Etre mère – Pour le meilleur et pour le pire

Publié le 20 Mai 2015

Quand tu te maries, tu le sais bien que dans le package il y aura du glamour et du tue-l’amour. T’es prévenu(e) que ça ne sera pas tous les jours le monde des licornes s’abreuvant au pied de l’arc-en-ciel. Tu t’y prépares plus ou moins, c’est dans un coin de ta tête. Pour dire, le jour J dans le texte que j’avais écrit à mon cher et tendre, j’abordais déjà le côté sinueux de la route qui nous attendais. Je savais.

Quand tu enfantes, tu lis partout que ta vie n’en sera que plus magique, merveilleuse, fantastique. Tu es pleine d’espoir, gonflée à bloc aux hormones et à l’ocytocine, tu n’aspires qu’à vivre l’idéal qu’on te promet. Sauf qu’une fois le bidon dégonflé et les hormones en partance, c’est une toute autre histoire qui t’attend.

Alors bien sûr, le magique, l’indescriptible, le merveilleux est de la partie. Oui, c’est inexplicable de s’attacher (parfois) si rapidement à ce petit être sans défense. D’accord, c’est extraordinaire cette vague émotionnelle qui te submerge et que tu n’attendais pas si haute.

Mais pour le reste, soit on t’avait prévenue mais du bout des lèvres, soit tu n’avais pas mesuré l’importance de ces petits détails qui n’en sont pas. Genre les suites de couche, la fatigue qui te plombe, l’incompréhension face aux pleurs du divin enfant. Les questions qui te submergent, le sentiment d’incapacité qui t’écrase, le tout dilué dans un plus ou moins prégnant baby-blues. Quant au soi-disant instinct maternel (ou parental), on repassera.

Mais bon, je ne vais pas m’étaler sur le sujet, je l’ai suffisamment fait dans mon précédent blog. Aujourd’hui les enfants ont grandi. Mes plus-si-minis sont en âge d’exprimer leurs (nombreuses) demandes en mots compréhensibles (la plupart du temps). On s’est mutuellement apprivoisés, on connait les forces et les faiblesses les uns des autres. Ils savent quoi demander à leur père plutôt qu’à leur mère, quand il vaut mieux éviter d’approcher l’un ou l’autre. On sait quel ton employer pour atteindre leurs oreilles et à quel moment on peut utiliser l’ironie sans risquer de déclencher un tsunami.
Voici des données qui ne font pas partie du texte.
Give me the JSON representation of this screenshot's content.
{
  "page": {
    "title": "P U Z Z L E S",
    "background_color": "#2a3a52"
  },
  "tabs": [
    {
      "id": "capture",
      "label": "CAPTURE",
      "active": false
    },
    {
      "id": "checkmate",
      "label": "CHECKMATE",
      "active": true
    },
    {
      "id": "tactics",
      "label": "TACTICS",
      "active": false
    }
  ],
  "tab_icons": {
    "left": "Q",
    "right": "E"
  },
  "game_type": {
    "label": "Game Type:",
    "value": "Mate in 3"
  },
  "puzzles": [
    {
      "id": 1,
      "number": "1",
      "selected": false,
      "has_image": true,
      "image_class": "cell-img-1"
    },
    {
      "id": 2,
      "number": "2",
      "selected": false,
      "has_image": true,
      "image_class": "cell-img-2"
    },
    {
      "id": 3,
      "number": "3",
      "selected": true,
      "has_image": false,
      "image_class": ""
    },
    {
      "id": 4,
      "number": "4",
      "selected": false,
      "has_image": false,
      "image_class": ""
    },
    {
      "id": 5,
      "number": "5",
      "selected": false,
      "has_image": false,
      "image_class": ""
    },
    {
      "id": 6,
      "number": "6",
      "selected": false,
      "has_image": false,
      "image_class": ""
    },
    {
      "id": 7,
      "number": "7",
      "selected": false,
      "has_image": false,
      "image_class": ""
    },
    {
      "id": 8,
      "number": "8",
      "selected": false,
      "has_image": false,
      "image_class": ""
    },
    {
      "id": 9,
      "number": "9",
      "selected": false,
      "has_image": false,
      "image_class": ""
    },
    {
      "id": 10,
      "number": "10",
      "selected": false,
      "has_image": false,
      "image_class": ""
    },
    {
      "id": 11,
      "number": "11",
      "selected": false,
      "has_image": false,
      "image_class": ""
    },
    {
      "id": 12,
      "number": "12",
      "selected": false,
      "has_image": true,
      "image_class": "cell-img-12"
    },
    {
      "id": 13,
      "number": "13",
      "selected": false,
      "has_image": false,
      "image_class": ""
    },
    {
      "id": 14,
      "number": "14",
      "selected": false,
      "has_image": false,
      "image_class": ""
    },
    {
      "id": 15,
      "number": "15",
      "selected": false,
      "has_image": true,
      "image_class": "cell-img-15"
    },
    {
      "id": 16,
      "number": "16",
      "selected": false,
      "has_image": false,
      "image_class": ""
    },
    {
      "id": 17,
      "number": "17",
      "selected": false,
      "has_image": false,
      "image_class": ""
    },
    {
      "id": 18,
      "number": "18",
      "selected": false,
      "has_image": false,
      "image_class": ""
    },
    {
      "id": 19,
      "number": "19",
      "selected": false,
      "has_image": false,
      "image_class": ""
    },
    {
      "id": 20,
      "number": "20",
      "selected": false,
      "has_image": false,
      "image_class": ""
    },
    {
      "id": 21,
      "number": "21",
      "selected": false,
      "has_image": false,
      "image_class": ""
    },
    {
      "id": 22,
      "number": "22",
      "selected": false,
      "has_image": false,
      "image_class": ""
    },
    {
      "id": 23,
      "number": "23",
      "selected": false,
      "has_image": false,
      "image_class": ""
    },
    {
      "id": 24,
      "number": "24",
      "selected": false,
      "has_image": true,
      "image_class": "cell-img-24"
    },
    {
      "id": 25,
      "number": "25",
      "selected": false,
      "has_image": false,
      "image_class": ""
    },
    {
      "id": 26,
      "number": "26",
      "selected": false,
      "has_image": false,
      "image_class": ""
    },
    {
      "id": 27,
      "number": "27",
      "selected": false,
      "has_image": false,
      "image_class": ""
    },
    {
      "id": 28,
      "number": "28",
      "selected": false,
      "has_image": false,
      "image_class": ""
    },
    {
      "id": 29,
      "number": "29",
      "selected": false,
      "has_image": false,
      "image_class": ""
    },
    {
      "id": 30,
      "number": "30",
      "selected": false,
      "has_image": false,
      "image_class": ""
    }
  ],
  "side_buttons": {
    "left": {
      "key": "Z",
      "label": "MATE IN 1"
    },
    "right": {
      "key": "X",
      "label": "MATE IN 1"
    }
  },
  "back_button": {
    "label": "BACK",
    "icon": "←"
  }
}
Etre mère – Pour le meilleur et pour le pire

Et pourtant, même dans une relation finalement apaisée et (quasiment) bienveillante, il arrive qu’on perdre encore pied. Oui, tu l’as senti, on traverse une zone de turbulences. Et comme elle dure déjà depuis plusieurs semaines, j’ai un peu peur de partir en vrille sous peu. Eurêka et moi faisons donc face à MissTer et Bull2boy, respectivement 9 et 6 ans, qui en veulent à notre peau. Leur arme favorite ? Elle a choisi le râle intempestif, tandis qu’il a de vraies dispositions au chouinage répétitif. Il est désormais impossible de passer un repas à peu près zen. Ces derniers soirs ça commençait par le traditionnel

Y a que ça à manger ? Nan mais tu fais toujours des trucs trop beurk aussi.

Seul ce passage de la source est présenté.